Bioinformatician with focus on research support in image analysis (Stockholm, Sweden)
Organization: KTH Royal Institute of Technology
KTH Royal Institute of Technology, School of Computer Science and Communication
KTH Royal Institute of Technology in Stockholm has grown to become one of Europe’s leading technical and engineering universities, as well as a key centre of intellectual talent and innovation. We are Sweden’s largest technical research and learning institution and home to students, researchers and faculty from around the world. Our research and education covers a wide area including natural sciences and all branches of engineering, as well as architecture, industrial management, urban planning, history and philosophy.
The position will be formally placed with the department for Computational Science and Technology (CST) at KTH, but work will be carried out at the Science for Life Laboratory. The CST department conducts research to understand and model physical and biological systems using computational techniques, which require efficient, high performance algorithms and implementations together with advanced visual analysis capabilities. For more information go to https://www.kth.se/en/csc/forskning/cst. The Science for Life Laboratory (SciLifeLab) is a collaboration between four universities in Stockholm and Uppsala: Karolinska Institutet, KTH, Stockholm University and Uppsala University. It combines advanced technology with broad knowledge in translational medicine and molecular life sciences. Since 2013, SciLifeLab has a mission from the Swedish government to run infrastructure to support researchers nationally and to be an internationally leading center for large-scale analyses in molecular life sciences targeting research in health and environment. For more information, visit https://www.scilifelab.se/.

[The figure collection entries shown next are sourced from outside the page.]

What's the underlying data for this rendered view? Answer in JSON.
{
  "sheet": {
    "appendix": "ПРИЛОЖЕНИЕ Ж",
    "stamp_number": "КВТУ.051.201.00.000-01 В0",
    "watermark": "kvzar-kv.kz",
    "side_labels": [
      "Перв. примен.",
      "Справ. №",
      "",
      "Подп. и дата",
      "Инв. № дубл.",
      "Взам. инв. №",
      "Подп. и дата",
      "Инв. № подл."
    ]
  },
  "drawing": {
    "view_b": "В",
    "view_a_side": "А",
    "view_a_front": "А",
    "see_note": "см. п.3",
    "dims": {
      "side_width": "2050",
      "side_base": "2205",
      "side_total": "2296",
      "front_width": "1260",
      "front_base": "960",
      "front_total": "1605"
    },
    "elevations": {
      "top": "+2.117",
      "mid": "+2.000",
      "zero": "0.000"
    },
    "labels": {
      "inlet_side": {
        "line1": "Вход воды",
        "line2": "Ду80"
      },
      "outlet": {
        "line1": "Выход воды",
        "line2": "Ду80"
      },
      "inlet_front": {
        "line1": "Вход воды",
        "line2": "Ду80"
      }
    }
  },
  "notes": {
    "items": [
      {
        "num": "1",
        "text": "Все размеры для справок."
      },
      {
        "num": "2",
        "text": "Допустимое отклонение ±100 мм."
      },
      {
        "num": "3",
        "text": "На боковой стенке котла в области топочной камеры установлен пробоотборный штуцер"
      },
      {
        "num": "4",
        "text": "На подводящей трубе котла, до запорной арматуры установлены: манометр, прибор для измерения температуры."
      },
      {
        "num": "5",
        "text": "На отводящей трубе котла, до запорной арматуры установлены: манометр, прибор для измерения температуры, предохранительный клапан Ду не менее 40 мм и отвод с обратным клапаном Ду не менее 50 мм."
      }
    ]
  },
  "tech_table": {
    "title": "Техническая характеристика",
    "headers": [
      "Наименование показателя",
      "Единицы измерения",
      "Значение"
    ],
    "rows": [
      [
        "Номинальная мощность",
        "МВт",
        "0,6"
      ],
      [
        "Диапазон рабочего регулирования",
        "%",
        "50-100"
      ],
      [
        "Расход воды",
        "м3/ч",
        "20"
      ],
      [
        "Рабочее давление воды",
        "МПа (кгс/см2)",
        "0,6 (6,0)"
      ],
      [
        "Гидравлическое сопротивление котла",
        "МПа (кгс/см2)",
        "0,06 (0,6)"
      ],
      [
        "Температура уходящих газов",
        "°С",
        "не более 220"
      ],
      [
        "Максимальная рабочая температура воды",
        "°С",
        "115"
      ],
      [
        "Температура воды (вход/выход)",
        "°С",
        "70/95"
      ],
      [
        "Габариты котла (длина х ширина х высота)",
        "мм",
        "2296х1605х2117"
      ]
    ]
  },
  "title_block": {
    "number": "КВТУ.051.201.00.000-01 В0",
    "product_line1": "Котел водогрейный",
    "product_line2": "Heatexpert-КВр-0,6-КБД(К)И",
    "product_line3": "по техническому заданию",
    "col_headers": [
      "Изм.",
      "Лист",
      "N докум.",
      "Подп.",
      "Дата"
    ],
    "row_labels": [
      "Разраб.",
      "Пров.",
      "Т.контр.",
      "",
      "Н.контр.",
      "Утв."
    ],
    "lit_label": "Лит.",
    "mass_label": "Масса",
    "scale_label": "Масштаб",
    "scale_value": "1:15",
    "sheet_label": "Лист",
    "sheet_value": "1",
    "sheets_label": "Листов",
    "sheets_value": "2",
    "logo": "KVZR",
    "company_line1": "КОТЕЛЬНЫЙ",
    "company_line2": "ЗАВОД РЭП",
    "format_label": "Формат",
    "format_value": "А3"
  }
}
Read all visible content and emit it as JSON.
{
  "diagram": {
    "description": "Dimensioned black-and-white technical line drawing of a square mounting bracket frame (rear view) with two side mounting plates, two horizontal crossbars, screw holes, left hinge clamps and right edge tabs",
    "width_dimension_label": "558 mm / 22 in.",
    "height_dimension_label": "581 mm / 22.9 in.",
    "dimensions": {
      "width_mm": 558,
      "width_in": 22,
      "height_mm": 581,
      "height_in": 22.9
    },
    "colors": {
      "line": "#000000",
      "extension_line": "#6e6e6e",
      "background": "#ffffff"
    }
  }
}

We are looking for a PhD with a keen interest in implementation and adaption of image analysis algorithms for quantitative analysis of microscopy data to join the SciLifeLab BIIF (https://www.scilifelab.se/facilities/bioimage-informatics/). You will work in short and long-term projects, providing research support and education in image analysis. The BIIF has nodes in both Uppsala and Stockholm, but the assignment includes services to researchers at other universities in Sweden as well. The job includes involvement and organization of courses and workshops in digital image processing and analysis with life science applications. Supervision of master thesis students is part of the assignment. 20% time will be spent supporting projects at the LCI facility in Huddinge.
A PhD in computer vision/image processing (or equivalent), or a PhD in bio-medicine/biology (or equivalent), combined with documented experience of computer programming and development of digital image analysis solutions is required. In addition, the following qualifications are considered highly desireable:
- Experience with analysis software such as Imaris, ImageJ/Fiji, CellProfiler, NIS and Amira
- Experience with algorithm development and development of analysis pipelines aiming to quantify and classify biological parameters extracted from microscopy data of e.g. cells and microorganisms in cultures and tissue samples
- Experience in medical image analysis
- Experience with teaching and student supervision
- Proficiency with a scientific programming language (Python, R, or Matlab)
- Excellent English communication skills, both spoken and written, as well as excellent interpersonal skills Other meriting experiences and skills
- Postdoctoral experience in image analysis, within or outside academia, especially focused on methods development
- Familiarity with deep learning frameworks like Keras, TensforFlow, or PyTorch
Trade union representatives
You will find contact information to trade union representatives at KTH’s webbpage.
Log into KTH’s recruitment system in order to apply to this position. You are the main responsible to ensure that your application is complete according to the ad. Your complete application must be received at KTH no later than the last day of application.
Applications shall include the following documents:
- Statement of interest
- A description of experience in bioimage analysis and deep learning
- Curriculum vitae
- Reference contact information
- Maximum 2 representative publications (or other example of scientific writing)
Please observe that all material needs to be in English.